Jesus ist der Prototyp eines Mannes, der eine vollmächtige und integrierte Form der Aggression lebte. Bei aller Barmherzigkeit und Liebe konnte er sich unbeugsam vom Bösen abgrenzen oder sich auch mal heftig anlegen mit Menschen und Mächten: Die Abweisung des Widersachers in der Wüste ( Weg mit dir, Satan! Denn es steht geschrieben: ‚Du sollst anbeten den Herrn, deinen Gott, und ihm allein dienen.‘ ), die zahlreichen Auseinandersetzungen mit den Pharisäern ( Ihr Heuchler! ), die Zurechtweisung seines engsten Jüngers Petrus ( Weiche von mir, Satan! ) oder der Rausschmiss der Händler aus dem Tempel in Jerusalem mit Geißel und Drohworten sind zweifelsfrei Ausprägungen seiner aggressiven Seite. Nie blinde Wut, sondern begründete Vehemenz, auf das größere Ziel seines himmlischen Vaters ausgerichtet. Sogar seinen bejahten Gang nach Golgatha zur Kreuzigung kann man als aggressives Streben bezeichnen, wenn man sich die lateinische Definition dieses Begriffes vor Augen hält.
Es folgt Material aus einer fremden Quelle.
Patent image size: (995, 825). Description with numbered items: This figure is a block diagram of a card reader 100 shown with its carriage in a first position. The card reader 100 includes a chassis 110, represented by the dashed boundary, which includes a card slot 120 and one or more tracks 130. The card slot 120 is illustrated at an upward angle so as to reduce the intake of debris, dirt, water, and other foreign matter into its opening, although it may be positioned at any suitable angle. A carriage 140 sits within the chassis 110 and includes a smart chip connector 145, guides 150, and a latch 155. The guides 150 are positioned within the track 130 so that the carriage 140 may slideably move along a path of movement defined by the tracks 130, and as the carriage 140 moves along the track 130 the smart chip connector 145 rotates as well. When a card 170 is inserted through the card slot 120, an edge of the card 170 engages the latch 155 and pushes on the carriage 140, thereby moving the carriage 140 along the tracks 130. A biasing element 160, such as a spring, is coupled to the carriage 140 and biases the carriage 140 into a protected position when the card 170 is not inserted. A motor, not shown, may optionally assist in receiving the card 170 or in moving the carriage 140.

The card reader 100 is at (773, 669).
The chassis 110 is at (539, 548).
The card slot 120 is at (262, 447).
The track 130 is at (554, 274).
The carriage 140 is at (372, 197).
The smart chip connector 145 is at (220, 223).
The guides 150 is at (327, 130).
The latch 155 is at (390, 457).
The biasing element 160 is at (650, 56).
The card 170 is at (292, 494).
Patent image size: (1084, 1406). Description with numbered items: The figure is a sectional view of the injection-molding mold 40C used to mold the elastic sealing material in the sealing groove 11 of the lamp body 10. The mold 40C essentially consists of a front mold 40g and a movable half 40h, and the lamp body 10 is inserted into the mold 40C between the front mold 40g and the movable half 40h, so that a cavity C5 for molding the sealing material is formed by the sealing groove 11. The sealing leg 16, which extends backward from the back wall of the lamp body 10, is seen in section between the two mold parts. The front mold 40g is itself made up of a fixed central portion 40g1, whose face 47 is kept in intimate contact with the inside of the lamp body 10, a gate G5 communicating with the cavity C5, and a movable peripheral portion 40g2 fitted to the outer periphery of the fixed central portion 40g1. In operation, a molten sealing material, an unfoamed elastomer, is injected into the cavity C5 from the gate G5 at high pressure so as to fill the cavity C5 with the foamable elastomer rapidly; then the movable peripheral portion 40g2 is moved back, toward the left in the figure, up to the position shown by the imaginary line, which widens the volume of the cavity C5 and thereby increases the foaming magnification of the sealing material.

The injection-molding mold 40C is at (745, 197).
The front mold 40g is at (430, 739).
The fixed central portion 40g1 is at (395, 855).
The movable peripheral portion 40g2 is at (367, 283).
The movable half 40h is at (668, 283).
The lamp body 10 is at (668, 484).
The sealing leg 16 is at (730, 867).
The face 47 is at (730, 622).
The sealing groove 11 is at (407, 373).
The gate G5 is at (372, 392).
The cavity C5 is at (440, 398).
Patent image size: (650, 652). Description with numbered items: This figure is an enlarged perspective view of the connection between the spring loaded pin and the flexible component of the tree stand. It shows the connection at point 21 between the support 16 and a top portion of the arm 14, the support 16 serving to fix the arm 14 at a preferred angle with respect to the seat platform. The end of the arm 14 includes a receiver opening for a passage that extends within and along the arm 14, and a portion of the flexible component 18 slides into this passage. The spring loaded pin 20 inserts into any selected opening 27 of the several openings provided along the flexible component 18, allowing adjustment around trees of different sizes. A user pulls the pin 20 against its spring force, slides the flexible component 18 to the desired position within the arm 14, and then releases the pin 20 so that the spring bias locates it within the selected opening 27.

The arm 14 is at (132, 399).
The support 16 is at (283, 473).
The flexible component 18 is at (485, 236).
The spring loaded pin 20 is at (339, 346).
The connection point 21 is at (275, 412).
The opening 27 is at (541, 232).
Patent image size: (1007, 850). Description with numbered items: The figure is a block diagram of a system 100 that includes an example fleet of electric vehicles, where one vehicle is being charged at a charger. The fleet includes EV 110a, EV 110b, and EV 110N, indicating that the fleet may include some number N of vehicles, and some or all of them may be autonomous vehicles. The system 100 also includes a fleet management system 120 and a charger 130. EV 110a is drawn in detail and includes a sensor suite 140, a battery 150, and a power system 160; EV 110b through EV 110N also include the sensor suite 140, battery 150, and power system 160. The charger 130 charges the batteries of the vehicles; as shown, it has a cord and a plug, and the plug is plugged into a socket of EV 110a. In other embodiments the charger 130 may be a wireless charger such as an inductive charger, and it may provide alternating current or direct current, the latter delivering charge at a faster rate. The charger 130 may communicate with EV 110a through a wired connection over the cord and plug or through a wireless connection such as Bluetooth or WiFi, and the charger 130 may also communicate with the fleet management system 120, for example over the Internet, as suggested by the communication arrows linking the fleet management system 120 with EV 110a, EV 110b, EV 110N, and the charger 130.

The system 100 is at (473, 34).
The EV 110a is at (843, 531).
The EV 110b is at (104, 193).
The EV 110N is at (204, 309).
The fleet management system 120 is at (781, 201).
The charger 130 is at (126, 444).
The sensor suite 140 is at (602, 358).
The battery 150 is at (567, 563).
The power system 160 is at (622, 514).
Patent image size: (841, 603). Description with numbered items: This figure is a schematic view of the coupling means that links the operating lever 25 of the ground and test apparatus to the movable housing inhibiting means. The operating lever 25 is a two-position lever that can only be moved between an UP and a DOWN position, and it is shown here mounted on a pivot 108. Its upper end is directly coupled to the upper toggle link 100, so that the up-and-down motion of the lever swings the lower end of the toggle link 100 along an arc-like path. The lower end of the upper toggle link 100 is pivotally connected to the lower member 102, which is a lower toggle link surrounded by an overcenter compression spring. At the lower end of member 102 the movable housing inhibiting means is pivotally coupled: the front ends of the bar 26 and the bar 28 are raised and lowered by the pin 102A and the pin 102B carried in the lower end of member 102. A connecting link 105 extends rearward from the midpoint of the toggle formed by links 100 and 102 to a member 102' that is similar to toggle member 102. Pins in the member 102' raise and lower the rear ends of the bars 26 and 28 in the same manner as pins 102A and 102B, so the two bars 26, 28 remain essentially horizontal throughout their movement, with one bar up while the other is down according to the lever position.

Gute Aggressivität als zärtliche Beständigkeit

Die spanische Familienärztin, Sexual- und Psychotherapeutin Dr. Teresa Suárez del Villar schreibt über die „gute Aggressivität“: „Die Aggressivität ist ein tertiäres Geschlechtsmerkmal. Wenn sie erzogen wird, schenkt sie Männern die Kraft, die Welt zu verändern. Sie hängt offenbar mit dem Testosteronspiegel zusammen, und es ist schön, wenn ein Elternteil hilft, diese Tugend zu modulieren, zu bearbeiten, vor allem bei den Söhnen, damit sie zu einer Tugend wird. Die Aggressivität kann von der äußersten Zärtlichkeit bis hin zur Gewalt gehen, aber der gute Weg wandelt sie in eine zärtliche Beständigkeit. Männer lernen, nicht gewalttätig zu sein, sondern beständig, mit einer zärtlichen Beständigkeit zu leben. Man kann die Aggressivität als Gewalt verstehen, aber es ist nicht das, worüber wir hier reden. Vielmehr reden wir von der Aggressivität als einer Energie, die den Menschen innewohnt, vorwiegend den Männern. Man kann eine solche Energie steuern und sie in eine Fähigkeit verwandeln, zu begegnen, zu helfen, Mut zu haben. Es stimmt aber, dass es im Extremfall die andere, gefährlichere Möglichkeit gibt, nämlich, dass sie sich als Gewalt ausdrückt und Leiden verursacht.“1

Hartnäckig wirkungsvoll

Unzählige weitere Vorbilder zeigen, wie Aggression ohne Gewalt fruchtbar werden kann: Dietrich Bonhoeffer, Viktor E. Frankl, Mahatma Gandhi, Nelson Mandela, die Geschwister Scholl und viele andere. Gewaltfrei, aber klar, unablässig und wirkmächtig verfolgten sie ihr Ziel. Hingabe, Güte, Barmherzigkeit sowie Klarheit, Zielstrebigkeit und Hartnäckigkeit sind hier keine Gegensätze, sondern bilden die zwei Seiten ein und derselben Medaille. Beide gilt es zu kultivieren und zu fördern. Ein gesundes aggressives Potential hilft uns als Männer, aus dem Möglichen in das konkrete JA des Lebens hineinzufinden.


  1. Teresa Suárez del Villar, Ausgewählte Aspekte der Theologie des Leibes, in: Surzykiewicz, Janusz u. a. (Hg.), Liebe, Leib und Leidenschaft. Personsein aus der Sicht der Theologie des Leibes, Sankt Ottilien 2016, S.167.